Poesia em construção

Há um imóvel de família que, apesar de desocupado por um bom tempo, necessitava de alguns reparos para que pudesse ser colocado novamente no mercado para a locação ou venda. Após reunião familiar, daquelas regadas a cerveja durante um churrasco dominical, o encargo quanto aos tratos com o dito imóvel ficou sob minha responsabilidade.

Ato contínuo, procurei Seu Henrique, um mulato forte e risonho que me prestou valiosos serviços enquanto pedreiro em outras oportunidades. O homem é de formação simples, mas de competência incontestável em seu ofício, além de ser uma raridade no mercado já que é obsessivamente honesto.

No final de semana que se passou, fui visitar a obra em construção, pois mesmo sabendo que Seu Henrique lá não estaria, é habito dele deixar recados solicitando material ou dando conta do andamento do serviço – quando não, para pedir algum dinheiro por conta.

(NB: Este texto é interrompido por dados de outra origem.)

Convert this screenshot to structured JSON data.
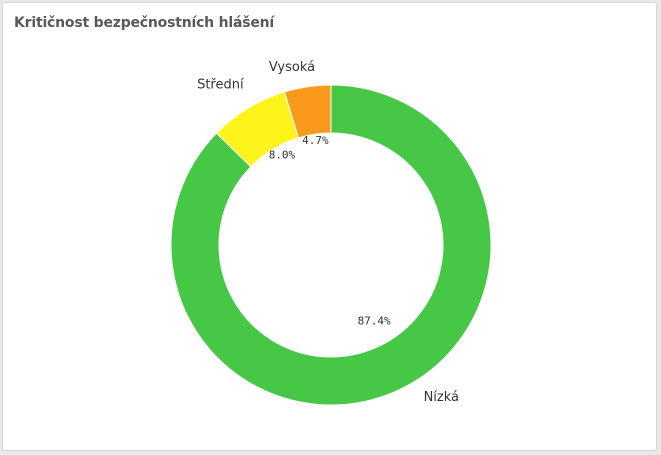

Dito e feito! O que encontrei, logo ao entrar, foi um bilhete escrito com sua letra desenhada com esforço em um pedaço de folha de caderno, devidamente dobrado ao meio e endereçado a mim. Colhi o papelucho do chão, desdobrei-o e ali encontrei a seguinte mensagem:

               “SUA CASA ESTÁ UM POBREMA

          PORTAS EMPERRADA

       E JANELAS SEM DOBRADISSA

  SEM ESPERANÇAS DE APROVEITAR REBOCO

DENTRO ESTÁ TUDO DESCASCANDO

        SEM VOCÊ DAR MAIS R$500 NÃO DÁ PRA CONTINUAR

     FALTA MUITO PRA ACABAR O SERVISSO

        DE MINHA PARTE ERA O QUE TINHA PRA DISER

            ALMANHÃ EU VOLTO”

Registrei mentalmente tudo que ali estava e dobrei novamente o papel antes de guardá-lo no bolso da calça. Chegando em casa à noite, retirei o papel para rever o recado e percebi que o havia dobrado ao contrário e, naquela metade exposta à minha vista, vislumbrei o que segue:

               “SUA CASA

          PORTAS

       E JANELAS

  SEM ESPERANÇAS

DENTRO ESTÁ TUDO

        SEM VOCÊ

     FALTA MUITO

        DE MINHA

            ALMA”

Jamais poderia imaginar que em um canteiro de obras, em plena construção, iria encontrar uma poesia.